Kissmetrics Blog

A blog about analytics, marketing and testing

Built to optimize growth. Track, analyze and engage to get more customers.

Why Website Test Results Don’t Always Add Up & What To Do About It

If you do enough A/B testing, I promise that you will eventually have some variation of this problem:

You run a test. You see a 10% increase in conversion. You run a different, unrelated test. You see a 20% increase in conversion. You roll both winning branches out to 100% of your customers. You donʼt see a 30% increase in conversion.

Why? In every world Iʼve ever inhabited, 10 plus 20 equals 30, right? Youʼve proven that both changes youʼve made are improvements. Why arenʼt you seeing the expected overall increase in conversions when you roll them both out?

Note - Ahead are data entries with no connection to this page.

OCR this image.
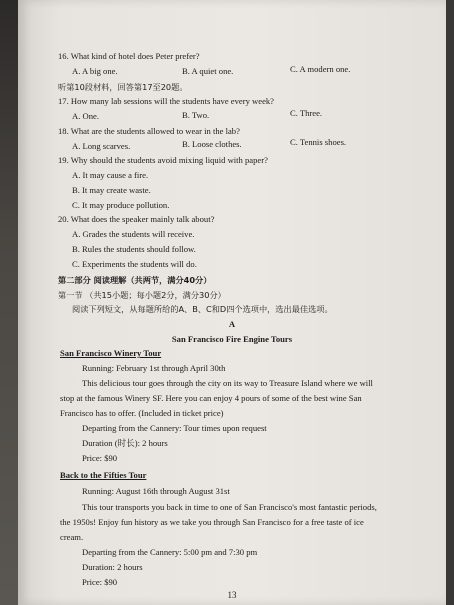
16. What kind of hotel does Peter prefer?
A. A big one.	B. A quiet one.	C. A modern one.
听第10段材料，回答第17至20题。
17. How many lab sessions will the students have every week?
A. One.	B. Two.	C. Three.
18. What are the students allowed to wear in the lab?
A. Long scarves.	B. Loose clothes.	C. Tennis shoes.
19. Why should the students avoid mixing liquid with paper?
A. It may cause a fire.
B. It may create waste.
C. It may produce pollution.
20. What does the speaker mainly talk about?
A. Grades the students will receive.
B. Rules the students should follow.
C. Experiments the students will do.
第二部分 阅读理解（共两节，满分40分）
第一节 （共15小题；每小题2分，满分30分）
阅读下列短文，从每题所给的A、B、C和D四个选项中，选出最佳选项。
A
San Francisco Fire Engine Tours
San Francisco Winery Tour
Running: February 1st through April 30th
This delicious tour goes through the city on its way to Treasure Island where we will
stop at the famous Winery SF. Here you can enjoy 4 pours of some of the best wine San
Francisco has to offer. (Included in ticket price)
Departing from the Cannery: Tour times upon request
Duration (时长): 2 hours
Price: $90
Back to the Fifties Tour
Running: August 16th through August 31st
This tour transports you back in time to one of San Francisco's most fantastic periods,
the 1950s! Enjoy fun history as we take you through San Francisco for a free taste of ice
cream.
Departing from the Cannery: 5:00 pm and 7:30 pm
Duration: 2 hours
Price: $90
13
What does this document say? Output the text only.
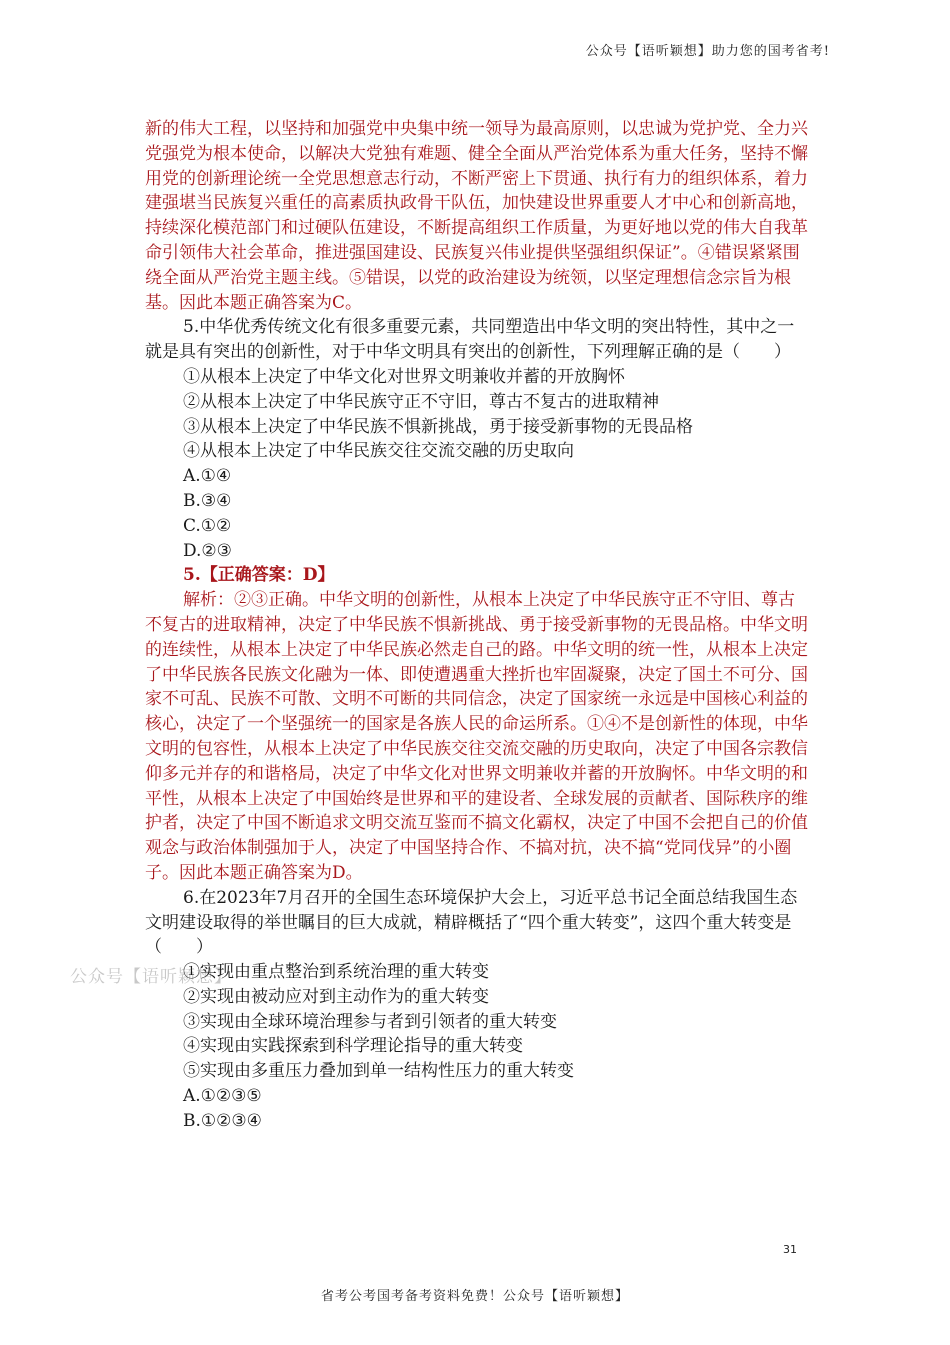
公众号【语听颖想】助力您的国考省考!
公众号【语听颖想】

新的伟大工程，以坚持和加强党中央集中统一领导为最高原则，以忠诚为党护党、全力兴党强党为根本使命，以解决大党独有难题、健全全面从严治党体系为重大任务，坚持不懈用党的创新理论统一全党思想意志行动，不断严密上下贯通、执行有力的组织体系，着力建强堪当民族复兴重任的高素质执政骨干队伍，加快建设世界重要人才中心和创新高地，持续深化模范部门和过硬队伍建设，不断提高组织工作质量，为更好地以党的伟大自我革命引领伟大社会革命，推进强国建设、民族复兴伟业提供坚强组织保证”。④错误紧紧围绕全面从严治党主题主线。⑤错误，以党的政治建设为统领，以坚定理想信念宗旨为根基。因此本题正确答案为C。

5.中华优秀传统文化有很多重要元素，共同塑造出中华文明的突出特性，其中之一就是具有突出的创新性，对于中华文明具有突出的创新性，下列理解正确的是（　　）

①从根本上决定了中华文化对世界文明兼收并蓄的开放胸怀

②从根本上决定了中华民族守正不守旧，尊古不复古的进取精神

③从根本上决定了中华民族不惧新挑战，勇于接受新事物的无畏品格

④从根本上决定了中华民族交往交流交融的历史取向

A.①④

B.③④

C.①②

D.②③

5.【正确答案：D】

解析：②③正确。中华文明的创新性，从根本上决定了中华民族守正不守旧、尊古不复古的进取精神，决定了中华民族不惧新挑战、勇于接受新事物的无畏品格。中华文明的连续性，从根本上决定了中华民族必然走自己的路。中华文明的统一性，从根本上决定了中华民族各民族文化融为一体、即使遭遇重大挫折也牢固凝聚，决定了国土不可分、国家不可乱、民族不可散、文明不可断的共同信念，决定了国家统一永远是中国核心利益的核心，决定了一个坚强统一的国家是各族人民的命运所系。①④不是创新性的体现，中华文明的包容性，从根本上决定了中华民族交往交流交融的历史取向，决定了中国各宗教信仰多元并存的和谐格局，决定了中华文化对世界文明兼收并蓄的开放胸怀。中华文明的和平性，从根本上决定了中国始终是世界和平的建设者、全球发展的贡献者、国际秩序的维护者，决定了中国不断追求文明交流互鉴而不搞文化霸权，决定了中国不会把自己的价值观念与政治体制强加于人，决定了中国坚持合作、不搞对抗，决不搞“党同伐异”的小圈子。因此本题正确答案为D。

6.在2023年7月召开的全国生态环境保护大会上，习近平总书记全面总结我国生态文明建设取得的举世瞩目的巨大成就，精辟概括了“四个重大转变”，这四个重大转变是（　　）

①实现由重点整治到系统治理的重大转变

②实现由被动应对到主动作为的重大转变

③实现由全球环境治理参与者到引领者的重大转变

④实现由实践探索到科学理论指导的重大转变

⑤实现由多重压力叠加到单一结构性压力的重大转变

A.①②③⑤

B.①②③④

31
省考公考国考备考资料免费！公众号【语听颖想】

There are lots of different reasons this can happen. Here are a few:

The Changes Affected the Same Group of People

You may be causing some problems for some of your users. I know, itʼs a chilling thought. But the truth is, something youʼre doing is probably keeping some of your users from doing something you want them to do.

The interesting thing is that there may be a lot of different ways to fix this problem youʼre causing. For example, if itʼs impossible for some people to purchase products on your site because you only accept Visa, you might experiment with also offering American Express or MasterCard.

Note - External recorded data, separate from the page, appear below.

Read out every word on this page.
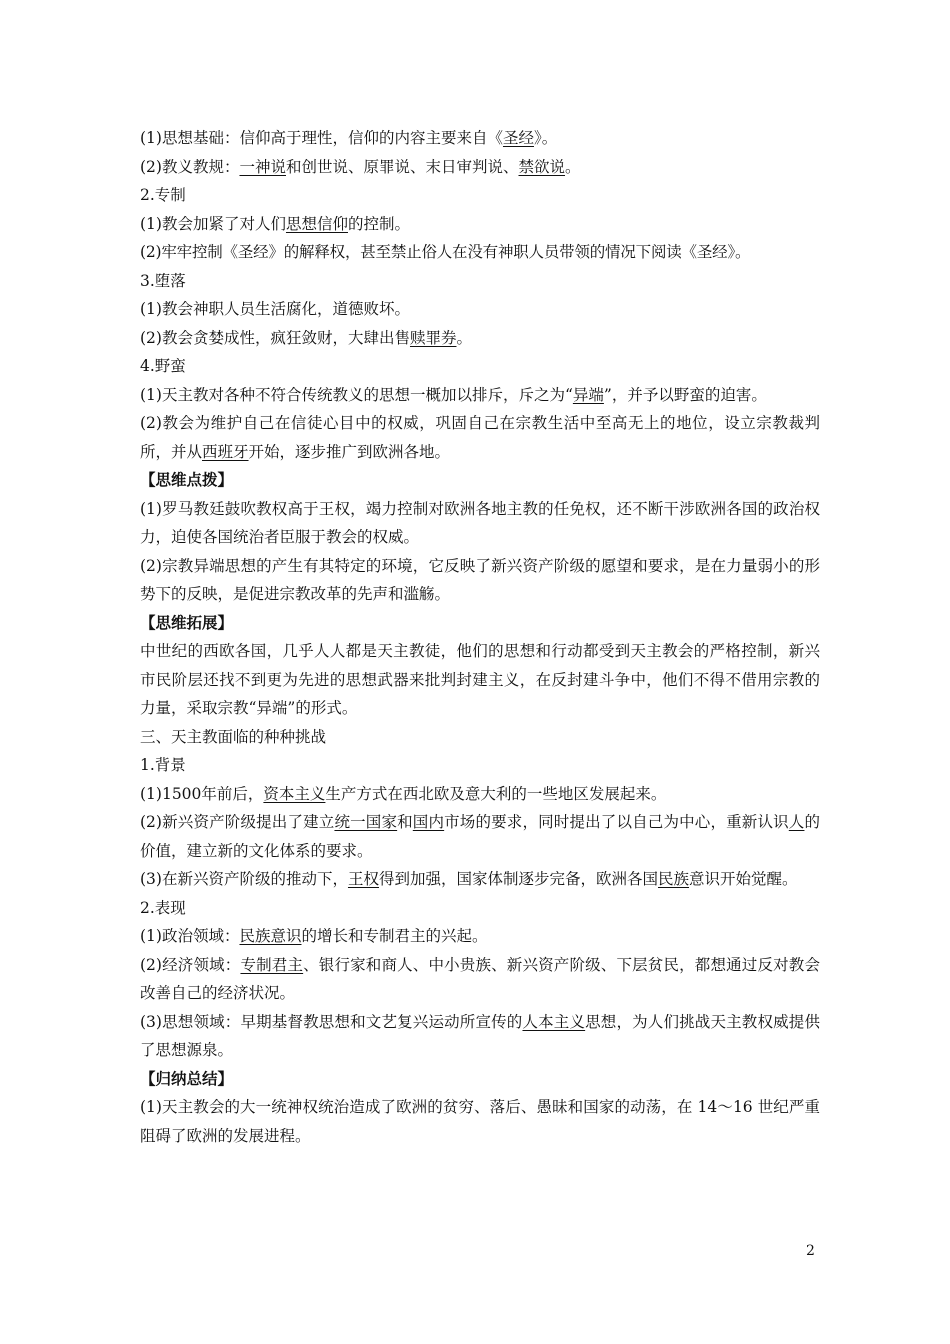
(1)思想基础：信仰高于理性，信仰的内容主要来自《圣经》。
(2)教义教规：一神说和创世说、原罪说、末日审判说、禁欲说。
2.专制
(1)教会加紧了对人们思想信仰的控制。
(2)牢牢控制《圣经》的解释权，甚至禁止俗人在没有神职人员带领的情况下阅读《圣经》。
3.堕落
(1)教会神职人员生活腐化，道德败坏。
(2)教会贪婪成性，疯狂敛财，大肆出售赎罪券。
4.野蛮
(1)天主教对各种不符合传统教义的思想一概加以排斥，斥之为“异端”，并予以野蛮的迫害。
(2)教会为维护自己在信徒心目中的权威，巩固自己在宗教生活中至高无上的地位，设立宗教裁判所，并从西班牙开始，逐步推广到欧洲各地。
【思维点拨】
(1)罗马教廷鼓吹教权高于王权，竭力控制对欧洲各地主教的任免权，还不断干涉欧洲各国的政治权力，迫使各国统治者臣服于教会的权威。
(2)宗教异端思想的产生有其特定的环境，它反映了新兴资产阶级的愿望和要求，是在力量弱小的形势下的反映，是促进宗教改革的先声和滥觞。
【思维拓展】
中世纪的西欧各国，几乎人人都是天主教徒，他们的思想和行动都受到天主教会的严格控制，新兴市民阶层还找不到更为先进的思想武器来批判封建主义，在反封建斗争中，他们不得不借用宗教的力量，采取宗教“异端”的形式。
三、天主教面临的种种挑战
1.背景
(1)1500年前后，资本主义生产方式在西北欧及意大利的一些地区发展起来。
(2)新兴资产阶级提出了建立统一国家和国内市场的要求，同时提出了以自己为中心，重新认识人的价值，建立新的文化体系的要求。
(3)在新兴资产阶级的推动下，王权得到加强，国家体制逐步完备，欧洲各国民族意识开始觉醒。
2.表现
(1)政治领域：民族意识的增长和专制君主的兴起。
(2)经济领域：专制君主、银行家和商人、中小贵族、新兴资产阶级、下层贫民，都想通过反对教会改善自己的经济状况。
(3)思想领域：早期基督教思想和文艺复兴运动所宣传的人本主义思想，为人们挑战天主教权威提供了思想源泉。
【归纳总结】
(1)天主教会的大一统神权统治造成了欧洲的贫穷、落后、愚昧和国家的动荡，在 14～16 世纪严重阻碍了欧洲的发展进程。
2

So, letʼs say that you run two separate tests, one that adds AmEx, and one that adds MasterCard. You run them as separate tests because you want to gauge which is most attractive to your users. Or because you just love running tests.

Now letʼs say that each new payment method gives you a positive increase in revenue of 20%. Youʼd think that, if you combined them, youʼd get a revenue increase of 40%, right? Nope.

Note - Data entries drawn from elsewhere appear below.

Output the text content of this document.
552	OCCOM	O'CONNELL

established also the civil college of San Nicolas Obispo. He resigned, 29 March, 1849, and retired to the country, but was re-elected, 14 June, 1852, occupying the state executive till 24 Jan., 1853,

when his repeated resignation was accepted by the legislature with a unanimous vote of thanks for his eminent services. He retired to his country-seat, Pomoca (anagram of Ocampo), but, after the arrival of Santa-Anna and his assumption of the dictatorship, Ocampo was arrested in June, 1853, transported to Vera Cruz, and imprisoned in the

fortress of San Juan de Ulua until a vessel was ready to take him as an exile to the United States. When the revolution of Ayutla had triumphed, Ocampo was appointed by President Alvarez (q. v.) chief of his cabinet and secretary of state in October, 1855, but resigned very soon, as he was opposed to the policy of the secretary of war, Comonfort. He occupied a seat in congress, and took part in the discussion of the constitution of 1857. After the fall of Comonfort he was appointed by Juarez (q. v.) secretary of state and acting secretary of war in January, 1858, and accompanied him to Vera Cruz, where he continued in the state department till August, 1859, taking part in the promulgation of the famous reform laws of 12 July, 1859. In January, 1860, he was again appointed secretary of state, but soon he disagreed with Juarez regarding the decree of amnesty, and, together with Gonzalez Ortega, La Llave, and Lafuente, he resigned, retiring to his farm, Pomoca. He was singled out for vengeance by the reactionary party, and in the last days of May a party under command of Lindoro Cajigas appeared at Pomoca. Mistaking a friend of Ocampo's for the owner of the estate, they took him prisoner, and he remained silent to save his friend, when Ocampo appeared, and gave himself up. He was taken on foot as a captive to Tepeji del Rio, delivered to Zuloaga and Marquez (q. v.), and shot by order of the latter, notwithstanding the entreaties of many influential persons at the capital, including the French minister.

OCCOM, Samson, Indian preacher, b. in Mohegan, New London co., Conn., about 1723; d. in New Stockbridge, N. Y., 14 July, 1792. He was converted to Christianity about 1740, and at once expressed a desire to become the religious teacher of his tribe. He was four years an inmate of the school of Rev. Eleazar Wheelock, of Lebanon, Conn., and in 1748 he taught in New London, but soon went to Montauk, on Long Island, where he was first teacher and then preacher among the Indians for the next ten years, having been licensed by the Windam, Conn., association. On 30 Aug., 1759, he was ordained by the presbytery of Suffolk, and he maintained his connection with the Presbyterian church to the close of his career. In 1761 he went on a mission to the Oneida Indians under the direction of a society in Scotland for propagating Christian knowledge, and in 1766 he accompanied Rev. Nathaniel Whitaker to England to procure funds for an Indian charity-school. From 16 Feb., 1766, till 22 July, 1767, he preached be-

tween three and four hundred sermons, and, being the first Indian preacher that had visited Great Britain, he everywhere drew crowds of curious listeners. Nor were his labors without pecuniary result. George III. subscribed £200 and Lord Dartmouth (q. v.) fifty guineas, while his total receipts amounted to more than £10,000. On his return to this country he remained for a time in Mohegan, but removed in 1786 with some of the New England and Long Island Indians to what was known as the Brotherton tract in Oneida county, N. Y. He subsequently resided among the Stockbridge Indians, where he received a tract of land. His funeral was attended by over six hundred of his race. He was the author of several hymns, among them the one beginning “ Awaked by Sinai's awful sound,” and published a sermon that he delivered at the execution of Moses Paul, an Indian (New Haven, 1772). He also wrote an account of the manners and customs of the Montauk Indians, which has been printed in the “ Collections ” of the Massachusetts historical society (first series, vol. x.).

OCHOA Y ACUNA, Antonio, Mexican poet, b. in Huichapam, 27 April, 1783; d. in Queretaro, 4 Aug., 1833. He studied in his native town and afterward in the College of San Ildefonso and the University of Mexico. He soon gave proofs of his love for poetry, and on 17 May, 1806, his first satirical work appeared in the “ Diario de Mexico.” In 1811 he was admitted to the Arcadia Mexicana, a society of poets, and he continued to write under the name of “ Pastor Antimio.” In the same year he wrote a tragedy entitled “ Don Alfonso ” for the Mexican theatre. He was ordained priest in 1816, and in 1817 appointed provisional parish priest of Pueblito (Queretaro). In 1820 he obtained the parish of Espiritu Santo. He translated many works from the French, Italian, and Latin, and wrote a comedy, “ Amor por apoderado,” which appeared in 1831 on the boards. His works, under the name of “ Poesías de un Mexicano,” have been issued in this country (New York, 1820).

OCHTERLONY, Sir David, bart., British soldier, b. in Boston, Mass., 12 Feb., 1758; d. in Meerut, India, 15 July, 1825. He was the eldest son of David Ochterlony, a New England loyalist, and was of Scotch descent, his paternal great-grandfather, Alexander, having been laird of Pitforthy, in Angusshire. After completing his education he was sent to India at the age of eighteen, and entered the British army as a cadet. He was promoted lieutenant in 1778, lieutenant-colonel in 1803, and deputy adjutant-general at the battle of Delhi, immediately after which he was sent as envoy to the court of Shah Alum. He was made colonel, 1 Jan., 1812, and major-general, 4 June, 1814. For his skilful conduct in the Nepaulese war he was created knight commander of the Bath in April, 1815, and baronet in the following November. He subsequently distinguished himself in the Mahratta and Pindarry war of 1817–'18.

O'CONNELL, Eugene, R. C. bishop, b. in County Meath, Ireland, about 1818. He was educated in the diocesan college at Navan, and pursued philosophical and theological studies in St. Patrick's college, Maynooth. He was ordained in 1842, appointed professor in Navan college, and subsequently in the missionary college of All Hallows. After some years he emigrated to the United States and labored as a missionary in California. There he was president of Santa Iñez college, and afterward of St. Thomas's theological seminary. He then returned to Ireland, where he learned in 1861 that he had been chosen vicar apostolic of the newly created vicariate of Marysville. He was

Imagine somebody who doesnʼt have a Visa, but does have both a MasterCard and an AmEx. Their problem (that they canʼt purchase because they donʼt have Visa) goes away regardless of which new payment method you end up implementing. Implementing both doesnʼt mean theyʼll spend twice as much.

Want to Avoid This?

If youʼre running several different tests that all act on the same metric, youʼre almost certainly going to hit this problem. Itʼs enough to be aware that itʼs happening and not to plan on test results adding up exactly.

Other Changes Are Hurting You

It seems like it would go without saying, but A/B tests only test A against B. They donʼt take into account other changes you may be making at the same time.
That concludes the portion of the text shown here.